Elayne Riggs' Journal (for Leah)

Monday, November 27, 2006

Aches and Pains

The elevator ceiling just fell on me.

I knew it was going to be a weird day when I was awoken by an work-related nightmare and realized that, even after a mostly lovely 4-day weekend, office stuff had managed to creep into my subconscious again. But things were looking up after my orthopedist x-rayed my right foot just to make sure there's nothing amiss in there (there isn't, but the metatarsal area still hurts) and sent me on my way with a clean bill of health, and even though all the side parking spots were taken I was able to get the space in back closest to the entrance and very convenient to zip out for my final PT session and orthotic fitting after work. Which can't end soon enough, as we currently have no inbound phone service (making it hard to leave messages for folks unless I give them my personal cell phone number as a contact, which I prefer not to do) and my back hurts from where the loosened elevator ceiling panel (since repaired very easily) hit it.

And all I could think was "thank goodness it didn't fall on one of our tenants."

And so I'm not in the best of moods, and I skim Deepak Chopra's fifth (and, I hope to God - pun intended - last) installment of The God Delusion? and, you know, I'm neither an expert spiritualist nor an expert atheist but even I can see what complete bullshit it is, and that makes me restless. You don't conclude that "the physical world can't deliver God, not because God doesn't exist, but because the solid, physical world is an illusion" and then state, with no apparent irony, "The damage that anti-God rhetoric does is to cloud reality." Make up your mind, Chopra - either reality exists amid solid empirical evidence or it doesn't and you're the one clouding things, not "anti-God rhetoric."

And I read Tintin Pantoja's lament after she's seen the NY Times article on the proposed DC "Minx" imprint and she says, "I'd still rather support publishers who have a history of supporting women as creators as well as consumers" and talking about how female storytellers turned shoujo manga from "a moribund genre into a demographic" and I'm like, I can't argue with that. For most of my 20's my only fiction reading consisted of fantasy books written by women. Nothing to do with not liking male writers or not thinking they could do fantasy well, but I was just worn out with storytelling done from primarily a male POV. And if the Minx line has only announced one female writer right from its inception and no female artists, it seems to me Karen and Shelly may be facing an uphill battle to attract female readers (like me) who specifically look for female storytellers.
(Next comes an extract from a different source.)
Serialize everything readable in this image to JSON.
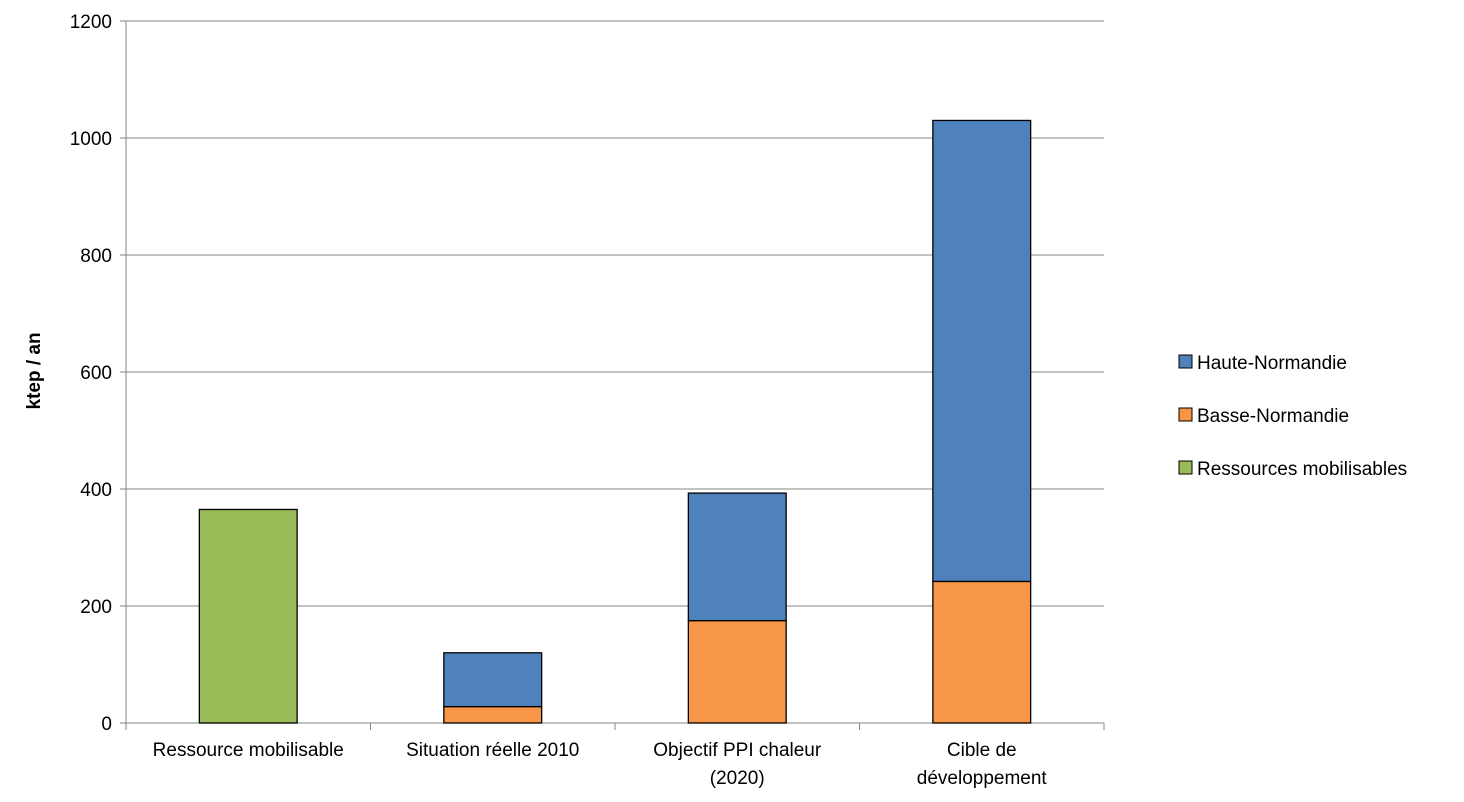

And what worries me is that this might lead to the line dying a'borning and people pointing at it and saying "see, we threw beaucoup bucks at this venture trying to attract young women, let's not bother any more because, let's face it, they obviously don't want to read comics" when maybe young women just don't want to read more primarily-male-created ones.

And lastly, I note Pissed-Off Patricia's essay comparing people who are fighting and dying in a war with their fellow citizens fighting and dying here at home over material possessions. Between that and various news stories about that Colorado homeowners association banning a peace sign Christmas wreath (where's the "war on Christmas" contingent when they could really do some good?), I think I'm hanging it up for the afternoon. At least the phone people are on their way now to reconnect the inbound stuff. Alas, my boss is also on his way. How many hours till I get to go home?